“It’s the Bjelke-Petersen era again,” is the meme every time a centre-right party moots a policy on just about anything in Queensland.
But the hecklers, invariably from the left, forget that Bjelke-Petersen was just a late twentieth-century riff on the themes of the previous half a century’s Labor corruption.
Petersen was accused of stifling free speech, but his free speech critics of the day are silent now as their comrades implement restrictions of their own.
When it comes to institutionalised corruption of the electoral system, Labor has over a century of form.
The latest elaboration of the theme is the introduction into state parliament of the “Local Government Electoral (Implementing Stage 1 of Belcarra) and Other Legislation Amendment Bill 2018”.
This bill will prevent property developers, their employees, consultants, spouses, and, possibly, relatives, donating money to the party or candidate of their choice, or asking anyone else to give them support.
It is an opportunistic overreach to a report by the state’s Crime and Corruption Commission, introduced as retrospective legislation just prior to the last election, robbing the LNP of an estimated $519,524.45 to fight that election.
With Labor holding government by one seat, and the margins in two of those seats less than 0.71 per cent, who knows what difference that half a million might have made.
Bjelke-Petersen adapted a pre-existing Labor gerrymander to sandbag National Party seats. Rather than a geographical rort, the current Labor party is in the process of imposing an industry-based one.
Building, construction and real estate represent around 15 per cent of the state economy but will be almost invisible from the state’s democracy.
As always, the public is sceptical, but unheard.
Which is why the Australian Institute for Progress commissioned Reachtel to conduct research on Queenslanders’ attitudes to issues arising from the CCC’s original report, and the commissioner’s appearance before a parliamentary committee to examine the proposed bill.
The ban is justified by the CCC on the basis there is a widespread public perception that property developer donations are corrupt.
This is despite the fact there hasn’t been a successful prosecution of a property developer for corrupting a politician since George Herscu in 1990, and the failure of the CCC to find any since despite numerous complaints and now Operation Belcarra.
Indeed, while charges have been made this year by the CCC against 13 people, two of them former mayors, to date not one property developer has been arraigned.
The “research” to justify this claim was that it was made by many of the organisations and people who made submissions to the CCC. But as these organisations are anti-development, they would say that, wouldn’t they?
At the same time the commissioner incredibly claimed that there was no public perception that union donations were corrupt.
So we tested these claims in the first of our questions and found that while there is a suspicion that some property development donations are corrupt (73 per cent), the suspicion is even higher for gaming (76 per cent) and still very high for unions (63 per cent), alcohol (60 per cent) and lawyers (51 per cent).
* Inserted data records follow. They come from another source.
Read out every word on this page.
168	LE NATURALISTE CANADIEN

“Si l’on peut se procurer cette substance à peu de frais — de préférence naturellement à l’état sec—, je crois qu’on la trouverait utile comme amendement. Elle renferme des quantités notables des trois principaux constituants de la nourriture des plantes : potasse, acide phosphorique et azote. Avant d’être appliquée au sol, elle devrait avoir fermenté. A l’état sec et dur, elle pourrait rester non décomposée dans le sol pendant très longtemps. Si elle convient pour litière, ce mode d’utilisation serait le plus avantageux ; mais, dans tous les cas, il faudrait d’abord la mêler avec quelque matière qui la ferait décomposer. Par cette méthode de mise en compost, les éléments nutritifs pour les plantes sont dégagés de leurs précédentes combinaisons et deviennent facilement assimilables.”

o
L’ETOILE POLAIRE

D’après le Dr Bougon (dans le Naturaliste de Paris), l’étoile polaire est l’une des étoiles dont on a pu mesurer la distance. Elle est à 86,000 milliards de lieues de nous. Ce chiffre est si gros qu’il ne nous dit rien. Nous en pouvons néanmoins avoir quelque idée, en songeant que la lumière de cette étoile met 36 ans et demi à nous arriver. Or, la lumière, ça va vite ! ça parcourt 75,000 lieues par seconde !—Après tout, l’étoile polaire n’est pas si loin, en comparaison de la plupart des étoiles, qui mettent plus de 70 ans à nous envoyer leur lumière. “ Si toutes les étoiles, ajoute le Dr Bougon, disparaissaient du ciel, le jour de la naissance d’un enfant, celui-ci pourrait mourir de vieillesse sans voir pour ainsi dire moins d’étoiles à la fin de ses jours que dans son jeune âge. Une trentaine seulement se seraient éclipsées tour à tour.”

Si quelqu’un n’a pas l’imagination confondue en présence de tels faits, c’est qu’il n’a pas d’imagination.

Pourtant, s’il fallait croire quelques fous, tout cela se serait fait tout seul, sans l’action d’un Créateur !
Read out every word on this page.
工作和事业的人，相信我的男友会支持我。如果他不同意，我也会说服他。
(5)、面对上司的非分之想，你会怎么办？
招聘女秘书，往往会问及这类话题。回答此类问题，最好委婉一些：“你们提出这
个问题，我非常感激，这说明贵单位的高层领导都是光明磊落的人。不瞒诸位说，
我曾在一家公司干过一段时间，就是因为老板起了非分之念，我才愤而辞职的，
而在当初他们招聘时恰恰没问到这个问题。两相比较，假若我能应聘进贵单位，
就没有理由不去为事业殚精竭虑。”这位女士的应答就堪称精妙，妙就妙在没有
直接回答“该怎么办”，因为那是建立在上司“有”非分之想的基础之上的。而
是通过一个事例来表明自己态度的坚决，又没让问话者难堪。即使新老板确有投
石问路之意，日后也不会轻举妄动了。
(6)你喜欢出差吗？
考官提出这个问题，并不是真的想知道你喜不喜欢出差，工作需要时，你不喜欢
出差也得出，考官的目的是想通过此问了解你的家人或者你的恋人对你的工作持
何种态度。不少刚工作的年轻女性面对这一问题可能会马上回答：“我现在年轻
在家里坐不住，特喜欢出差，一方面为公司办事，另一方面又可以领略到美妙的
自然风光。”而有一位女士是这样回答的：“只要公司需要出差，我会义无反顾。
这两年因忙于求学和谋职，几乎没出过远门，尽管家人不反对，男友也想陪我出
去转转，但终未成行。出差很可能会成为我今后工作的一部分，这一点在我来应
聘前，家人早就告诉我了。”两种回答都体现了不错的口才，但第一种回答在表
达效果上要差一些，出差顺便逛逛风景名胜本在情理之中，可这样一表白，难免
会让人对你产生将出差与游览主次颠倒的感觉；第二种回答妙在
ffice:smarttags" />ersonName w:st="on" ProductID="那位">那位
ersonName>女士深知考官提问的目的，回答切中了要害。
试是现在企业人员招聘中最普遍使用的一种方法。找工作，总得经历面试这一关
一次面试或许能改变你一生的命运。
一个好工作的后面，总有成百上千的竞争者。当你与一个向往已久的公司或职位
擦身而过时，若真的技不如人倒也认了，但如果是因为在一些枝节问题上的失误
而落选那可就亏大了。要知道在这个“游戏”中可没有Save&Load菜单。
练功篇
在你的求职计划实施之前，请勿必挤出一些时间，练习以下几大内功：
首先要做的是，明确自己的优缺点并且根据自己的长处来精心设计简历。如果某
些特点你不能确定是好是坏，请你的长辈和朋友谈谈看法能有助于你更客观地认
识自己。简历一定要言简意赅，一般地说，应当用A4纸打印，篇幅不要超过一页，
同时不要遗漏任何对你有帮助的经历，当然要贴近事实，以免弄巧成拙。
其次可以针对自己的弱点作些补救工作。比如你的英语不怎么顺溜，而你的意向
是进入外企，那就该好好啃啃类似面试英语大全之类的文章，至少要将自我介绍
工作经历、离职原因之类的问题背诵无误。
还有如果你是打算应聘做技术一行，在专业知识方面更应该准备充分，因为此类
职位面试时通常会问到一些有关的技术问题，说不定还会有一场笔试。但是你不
If the test is public perception, then singling out property donations is wrong on the terms of the people promoting the ban.
At the very least it must include donations from gaming, unions, alcohol and lawyers. This would be inconvenient for the ALP, which takes significant funds from unions such that it equalises the LNP’s advantage from property.
But that is only if you accept their terms.
We had a suspicion that the public would see it as unjust that a whole class of people should be punished for the undetected sins of a few of their number. After all, who punishes all their children because one of them smashed the window, or thinks the whole class should be kept in because Johnny or Joanna scratched the top of the desk?
Sure enough, 60.5 per cent of respondents thought you should “catch and convict those who bribe politicians rather than banning all members of an industry…from donating,” and only 15 per cent of them didn’t. The public gets justice, even if politicians and commissioners don’t.
We asked one final question. Despite the CCC Commissioner’s avowed lack of awareness of union corruption, one union in Australia, the CFMEU, is so notorious that even Labor former prime ministers like Bob Hawke, Paul Keating and Kevin Rudd think it should be disaffiliated from the ALP.
In other words, they believe it has a corrupting influence.
So what did voters think about “…any corporate entities, such as companies and unions, who commit significant illegal acts”? Eighty-eight per cent agreed they should be banned from donating, and only four per cent disagreed.
It doesn’t get more definitive than that.
So what we have in Queensland is an anti-democratic fix, based on only allowing those people the ruling party likes, to participate fully in the exercise of free speech.
Ironically, while the moves are justified on the basis of restoring faith in the system, it will increase public cynicism and have the reverse effect.
Both the Queensland government and the CCC have damaged their legitimacy. We wait to see what group will be the next to be nobbled.